Current law (Sec. 1. 21-A MRSA §1015, sub-§1,) allows candidates for governor to collect $1,500 per donor per election. Party candidates, even when they’re unopposed, can collect the $1,500 in both the primary and general election, for a total of $3,000 per election cycle. Independent candidates, because they have no primary race, can get only the $1,500 in the general election. When Eliot Cutler ran for governor in 2014 as an independent, some of his supporters challenged the law and won. So the standing law has been struck down, and the VLA Committee and the Ethics Commission are working to come up with a repair. This bill was carried over from the first session, when they could not agree on a solution.
Rep. Luchini introduced an amendment to the bill and the Committee quickly voted.
Result: Divided Report with majority voting OTP-A. Rep. Dillingham voted ONTP.
The amendment will stipulate:
- Separate accounts for primary and general elections. Candidates designate into which account donations go. If a candidate runs unopposed in the primary, they can only collect the maximum of $1,500 per donor.
- Unspent primary dollars can be carried forward to the general election, but only to the extent they don’t exceed individual contribution limits. Campaigns must designate which dollars/donations were spent on the primary and which are to be carried forward into the general election.
- March 15th established as the date to determine whether or not the candidate is running opposed or unopposed.
- Candidates can “double raise” prior to March 15 and designate into two accounts, primary and general. This means that they can raise up to $3,000 per donor prior to March 15, splitting the money between their primary account and their general account.
- If running unopposed as of March 15, the primary election account converts to the general election account. “Double Max” donations must be returned to the donor in excess of one election’s maximum contribution. This means that if a donor gave only $1,500 and that money was deposited in their primary account, they can roll it into their general account. But if a donor gave more than $1,500, they can only keep $1,500 in their general account and must return the rest.
The VLA Committee also addressed an amendment to LD 1574. (Read our coverage of the public hearing on this bill) The amendment “replaces the word videotaping with the word video recording. It also clarifies that video recording a voter in violation of the 15 foot buffer established by the bill may result in the person being removed from the voting place at the direction of the warden.”

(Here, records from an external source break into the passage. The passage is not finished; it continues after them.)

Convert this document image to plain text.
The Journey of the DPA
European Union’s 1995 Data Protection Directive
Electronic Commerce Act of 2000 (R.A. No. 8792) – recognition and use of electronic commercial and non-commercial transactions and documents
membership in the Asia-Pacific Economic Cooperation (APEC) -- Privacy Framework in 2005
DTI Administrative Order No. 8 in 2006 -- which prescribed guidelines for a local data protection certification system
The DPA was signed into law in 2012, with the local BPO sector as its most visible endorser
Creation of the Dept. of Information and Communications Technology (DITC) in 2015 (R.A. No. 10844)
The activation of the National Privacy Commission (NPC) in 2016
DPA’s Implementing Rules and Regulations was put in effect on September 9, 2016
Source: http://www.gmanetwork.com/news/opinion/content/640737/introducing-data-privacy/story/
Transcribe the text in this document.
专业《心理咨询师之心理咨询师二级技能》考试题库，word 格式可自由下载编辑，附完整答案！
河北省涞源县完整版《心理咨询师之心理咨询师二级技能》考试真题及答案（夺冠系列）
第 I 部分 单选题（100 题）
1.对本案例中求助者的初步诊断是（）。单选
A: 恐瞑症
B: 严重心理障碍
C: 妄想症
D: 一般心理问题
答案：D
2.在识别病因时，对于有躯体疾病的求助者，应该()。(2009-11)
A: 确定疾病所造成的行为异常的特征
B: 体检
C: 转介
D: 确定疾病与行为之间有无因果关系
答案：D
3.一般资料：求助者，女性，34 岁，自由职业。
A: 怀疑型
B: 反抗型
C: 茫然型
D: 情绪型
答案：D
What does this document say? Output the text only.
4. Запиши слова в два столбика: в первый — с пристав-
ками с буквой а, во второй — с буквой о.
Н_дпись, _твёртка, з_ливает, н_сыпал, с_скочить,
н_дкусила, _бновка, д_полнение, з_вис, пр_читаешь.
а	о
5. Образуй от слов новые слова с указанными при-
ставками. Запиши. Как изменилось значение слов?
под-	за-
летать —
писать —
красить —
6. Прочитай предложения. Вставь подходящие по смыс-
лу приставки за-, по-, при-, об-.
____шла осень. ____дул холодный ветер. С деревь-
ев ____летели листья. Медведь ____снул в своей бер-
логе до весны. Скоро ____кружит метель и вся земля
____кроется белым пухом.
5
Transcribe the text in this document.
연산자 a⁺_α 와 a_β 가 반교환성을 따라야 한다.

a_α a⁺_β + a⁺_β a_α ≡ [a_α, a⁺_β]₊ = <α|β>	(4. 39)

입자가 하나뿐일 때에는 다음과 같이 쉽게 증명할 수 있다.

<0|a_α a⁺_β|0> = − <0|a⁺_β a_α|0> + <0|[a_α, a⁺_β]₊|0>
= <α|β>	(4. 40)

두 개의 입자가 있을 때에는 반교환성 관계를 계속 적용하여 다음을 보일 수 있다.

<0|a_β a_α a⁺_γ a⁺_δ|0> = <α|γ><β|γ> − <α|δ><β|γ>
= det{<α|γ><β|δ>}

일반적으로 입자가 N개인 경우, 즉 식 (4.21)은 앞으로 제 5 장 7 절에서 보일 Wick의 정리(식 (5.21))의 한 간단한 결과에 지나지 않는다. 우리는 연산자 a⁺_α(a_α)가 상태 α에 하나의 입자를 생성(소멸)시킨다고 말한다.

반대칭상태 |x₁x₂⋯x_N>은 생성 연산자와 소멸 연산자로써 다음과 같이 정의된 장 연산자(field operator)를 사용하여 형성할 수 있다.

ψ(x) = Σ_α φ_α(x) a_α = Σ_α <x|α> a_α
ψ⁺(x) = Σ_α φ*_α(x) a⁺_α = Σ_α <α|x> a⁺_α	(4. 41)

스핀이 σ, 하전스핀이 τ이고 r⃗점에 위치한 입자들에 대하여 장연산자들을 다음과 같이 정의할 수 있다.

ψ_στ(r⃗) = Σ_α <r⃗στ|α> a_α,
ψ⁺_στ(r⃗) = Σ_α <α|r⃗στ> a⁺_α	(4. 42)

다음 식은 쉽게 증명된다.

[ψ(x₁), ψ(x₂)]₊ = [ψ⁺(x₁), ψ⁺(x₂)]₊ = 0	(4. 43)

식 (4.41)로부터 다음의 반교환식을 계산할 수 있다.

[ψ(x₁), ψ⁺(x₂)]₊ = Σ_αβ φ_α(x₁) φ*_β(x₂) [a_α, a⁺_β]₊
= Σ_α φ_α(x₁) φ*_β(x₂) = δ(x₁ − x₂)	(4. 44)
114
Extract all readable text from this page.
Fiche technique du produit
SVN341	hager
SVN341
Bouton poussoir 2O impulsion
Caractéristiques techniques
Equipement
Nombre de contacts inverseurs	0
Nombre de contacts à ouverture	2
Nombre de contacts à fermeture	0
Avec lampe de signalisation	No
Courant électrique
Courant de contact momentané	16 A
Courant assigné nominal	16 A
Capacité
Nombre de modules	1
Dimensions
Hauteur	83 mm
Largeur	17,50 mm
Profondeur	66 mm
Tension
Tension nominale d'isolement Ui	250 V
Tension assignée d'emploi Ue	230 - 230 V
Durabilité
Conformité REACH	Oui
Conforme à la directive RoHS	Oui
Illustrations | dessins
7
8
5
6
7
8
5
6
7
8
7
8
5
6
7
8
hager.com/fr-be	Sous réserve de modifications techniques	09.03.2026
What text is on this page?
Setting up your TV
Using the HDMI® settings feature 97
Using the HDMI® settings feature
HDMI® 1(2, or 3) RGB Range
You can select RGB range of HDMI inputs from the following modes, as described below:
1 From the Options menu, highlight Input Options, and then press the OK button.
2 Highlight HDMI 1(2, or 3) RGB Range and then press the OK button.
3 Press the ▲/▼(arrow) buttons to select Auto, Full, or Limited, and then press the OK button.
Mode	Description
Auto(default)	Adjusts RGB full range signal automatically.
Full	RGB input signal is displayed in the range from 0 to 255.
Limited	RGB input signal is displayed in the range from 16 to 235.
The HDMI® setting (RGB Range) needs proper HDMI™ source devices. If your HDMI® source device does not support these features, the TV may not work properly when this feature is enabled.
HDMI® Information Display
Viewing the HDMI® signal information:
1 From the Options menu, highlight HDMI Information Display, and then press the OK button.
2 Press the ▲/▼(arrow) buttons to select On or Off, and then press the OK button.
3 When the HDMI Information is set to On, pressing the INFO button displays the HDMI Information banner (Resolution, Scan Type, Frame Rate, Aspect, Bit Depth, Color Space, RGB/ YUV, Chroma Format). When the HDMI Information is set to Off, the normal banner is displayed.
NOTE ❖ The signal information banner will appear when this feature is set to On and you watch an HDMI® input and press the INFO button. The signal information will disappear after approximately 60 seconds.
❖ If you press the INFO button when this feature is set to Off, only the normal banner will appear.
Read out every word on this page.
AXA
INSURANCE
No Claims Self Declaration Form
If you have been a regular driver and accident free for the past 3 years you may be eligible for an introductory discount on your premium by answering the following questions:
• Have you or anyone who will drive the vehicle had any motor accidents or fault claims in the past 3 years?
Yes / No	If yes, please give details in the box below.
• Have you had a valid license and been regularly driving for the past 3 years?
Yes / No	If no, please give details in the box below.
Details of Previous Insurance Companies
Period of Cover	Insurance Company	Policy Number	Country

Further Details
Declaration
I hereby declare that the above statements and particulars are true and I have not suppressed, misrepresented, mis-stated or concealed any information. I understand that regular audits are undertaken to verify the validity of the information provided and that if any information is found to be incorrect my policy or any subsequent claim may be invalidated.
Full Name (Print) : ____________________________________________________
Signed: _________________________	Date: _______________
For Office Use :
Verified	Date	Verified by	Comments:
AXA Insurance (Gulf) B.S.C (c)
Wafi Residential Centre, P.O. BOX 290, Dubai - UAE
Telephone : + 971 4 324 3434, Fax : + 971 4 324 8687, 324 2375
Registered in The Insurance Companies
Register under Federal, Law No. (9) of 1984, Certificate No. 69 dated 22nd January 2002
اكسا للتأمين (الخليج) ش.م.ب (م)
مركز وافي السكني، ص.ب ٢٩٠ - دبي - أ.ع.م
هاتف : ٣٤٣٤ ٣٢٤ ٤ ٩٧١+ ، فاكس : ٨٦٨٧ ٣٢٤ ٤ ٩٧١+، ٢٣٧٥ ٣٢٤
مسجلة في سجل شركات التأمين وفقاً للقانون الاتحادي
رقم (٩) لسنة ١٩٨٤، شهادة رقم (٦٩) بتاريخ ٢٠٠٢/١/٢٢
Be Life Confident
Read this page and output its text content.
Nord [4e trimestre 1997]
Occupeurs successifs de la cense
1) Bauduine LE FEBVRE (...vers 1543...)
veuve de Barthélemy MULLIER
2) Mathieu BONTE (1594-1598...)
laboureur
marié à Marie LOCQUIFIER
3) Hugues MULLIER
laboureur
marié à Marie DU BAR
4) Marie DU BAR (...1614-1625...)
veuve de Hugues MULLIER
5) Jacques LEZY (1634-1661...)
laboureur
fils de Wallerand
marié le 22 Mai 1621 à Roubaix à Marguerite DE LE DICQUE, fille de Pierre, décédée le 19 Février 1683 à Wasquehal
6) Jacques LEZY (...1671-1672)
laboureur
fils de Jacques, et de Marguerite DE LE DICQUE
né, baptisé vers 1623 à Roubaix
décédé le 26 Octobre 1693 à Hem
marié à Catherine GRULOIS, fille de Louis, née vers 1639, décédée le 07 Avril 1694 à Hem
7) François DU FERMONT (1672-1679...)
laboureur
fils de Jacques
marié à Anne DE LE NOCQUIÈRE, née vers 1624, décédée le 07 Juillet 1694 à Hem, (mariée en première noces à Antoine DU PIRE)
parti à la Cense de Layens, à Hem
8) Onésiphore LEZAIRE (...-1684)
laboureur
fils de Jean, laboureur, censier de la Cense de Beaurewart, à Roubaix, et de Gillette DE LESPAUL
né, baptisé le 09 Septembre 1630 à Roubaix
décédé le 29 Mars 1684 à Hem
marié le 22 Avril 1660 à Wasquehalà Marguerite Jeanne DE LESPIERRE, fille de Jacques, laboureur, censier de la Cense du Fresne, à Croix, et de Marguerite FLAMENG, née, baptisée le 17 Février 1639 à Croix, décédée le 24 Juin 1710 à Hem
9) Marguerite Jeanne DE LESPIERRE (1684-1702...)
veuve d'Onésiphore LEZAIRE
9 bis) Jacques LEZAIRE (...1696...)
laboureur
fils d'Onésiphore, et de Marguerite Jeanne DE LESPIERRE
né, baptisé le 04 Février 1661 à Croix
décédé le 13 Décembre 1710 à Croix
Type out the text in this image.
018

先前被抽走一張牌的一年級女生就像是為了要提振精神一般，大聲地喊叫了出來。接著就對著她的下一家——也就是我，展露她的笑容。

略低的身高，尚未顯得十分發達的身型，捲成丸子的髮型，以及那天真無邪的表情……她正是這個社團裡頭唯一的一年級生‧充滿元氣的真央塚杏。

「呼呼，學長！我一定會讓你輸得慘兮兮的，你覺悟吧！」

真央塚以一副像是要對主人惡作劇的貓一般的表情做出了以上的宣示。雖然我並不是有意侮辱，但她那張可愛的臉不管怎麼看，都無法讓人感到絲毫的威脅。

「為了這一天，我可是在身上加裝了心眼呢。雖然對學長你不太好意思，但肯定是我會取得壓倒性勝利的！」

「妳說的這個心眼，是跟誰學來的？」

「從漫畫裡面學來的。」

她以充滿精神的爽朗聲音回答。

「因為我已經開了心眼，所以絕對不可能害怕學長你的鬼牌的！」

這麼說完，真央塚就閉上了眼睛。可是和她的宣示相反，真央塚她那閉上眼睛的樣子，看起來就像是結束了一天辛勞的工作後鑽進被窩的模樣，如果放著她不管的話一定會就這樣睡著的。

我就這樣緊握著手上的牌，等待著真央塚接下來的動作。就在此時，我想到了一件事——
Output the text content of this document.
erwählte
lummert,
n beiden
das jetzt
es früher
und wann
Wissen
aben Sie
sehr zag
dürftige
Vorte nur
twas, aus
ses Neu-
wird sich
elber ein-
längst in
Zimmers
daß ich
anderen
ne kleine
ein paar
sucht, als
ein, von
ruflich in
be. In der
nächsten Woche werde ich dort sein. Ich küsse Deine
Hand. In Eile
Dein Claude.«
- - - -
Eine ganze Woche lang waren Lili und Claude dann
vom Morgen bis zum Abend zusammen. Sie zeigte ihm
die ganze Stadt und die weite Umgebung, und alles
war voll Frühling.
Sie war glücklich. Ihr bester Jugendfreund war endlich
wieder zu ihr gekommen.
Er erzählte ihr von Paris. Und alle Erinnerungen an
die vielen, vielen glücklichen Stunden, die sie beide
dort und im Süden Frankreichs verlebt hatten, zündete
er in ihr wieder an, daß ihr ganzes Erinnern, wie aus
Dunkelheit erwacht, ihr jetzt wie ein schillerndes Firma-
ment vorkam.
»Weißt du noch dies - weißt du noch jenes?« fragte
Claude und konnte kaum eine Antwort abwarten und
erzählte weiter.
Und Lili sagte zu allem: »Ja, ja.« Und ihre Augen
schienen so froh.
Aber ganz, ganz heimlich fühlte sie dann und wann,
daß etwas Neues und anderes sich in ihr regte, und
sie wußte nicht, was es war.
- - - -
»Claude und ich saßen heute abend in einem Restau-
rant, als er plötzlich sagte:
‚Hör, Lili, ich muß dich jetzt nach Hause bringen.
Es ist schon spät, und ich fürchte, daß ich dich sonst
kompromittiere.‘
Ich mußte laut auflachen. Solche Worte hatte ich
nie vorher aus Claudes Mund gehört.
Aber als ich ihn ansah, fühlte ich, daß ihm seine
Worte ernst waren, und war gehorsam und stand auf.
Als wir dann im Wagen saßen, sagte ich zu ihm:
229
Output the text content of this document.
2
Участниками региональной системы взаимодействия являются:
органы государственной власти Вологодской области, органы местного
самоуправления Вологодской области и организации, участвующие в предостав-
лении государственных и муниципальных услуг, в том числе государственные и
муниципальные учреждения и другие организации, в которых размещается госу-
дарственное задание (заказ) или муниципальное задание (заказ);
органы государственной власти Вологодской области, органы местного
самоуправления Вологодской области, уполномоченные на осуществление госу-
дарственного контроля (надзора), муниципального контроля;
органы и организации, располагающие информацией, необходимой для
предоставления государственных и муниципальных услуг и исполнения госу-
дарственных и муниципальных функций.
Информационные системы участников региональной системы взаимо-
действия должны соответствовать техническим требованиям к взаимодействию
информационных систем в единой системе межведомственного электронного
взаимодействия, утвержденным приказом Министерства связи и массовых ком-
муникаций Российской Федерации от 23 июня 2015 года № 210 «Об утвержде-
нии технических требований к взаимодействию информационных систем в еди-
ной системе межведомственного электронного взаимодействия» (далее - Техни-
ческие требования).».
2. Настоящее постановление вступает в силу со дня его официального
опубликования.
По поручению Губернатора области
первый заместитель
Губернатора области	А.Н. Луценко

The result is that anyone wanting to record video at the polls must do so from outside a designated barrier or at least fifteen feet away from signature-gathering activities taking place at the polls. The pertinent language, including changes, is as follows (italicized areas represent new language and scratched text represent language removed):
- “Videotaping Video recording in the voting place must be located outside the guardrail enclosure a minimum of 15 feet from a voter being videotaped recorded, including a voter at a location where a person is collecting voters’ signatures. A person who video records a voter in violation of this section may be removed from the voting place at the direction of the warden as provided in section 662, subsection 2.”
- Outside the guardrail enclosure. If sufficient space exists, party workers and others, in addition to the pollwatchers allowed pursuant to section 627, may remain in the voting place outside the guardrail enclosure as long as they do not attempt to influence voters or interfere with their free passage. If a person attempts to influence voters or interfere with their free passage, the warden shall have the person removed from the voting place.
Result: Divided Report – with majority voting OTP-A; Reps. Turner and Dillingham voting ONTP. Rep. Bear was absent.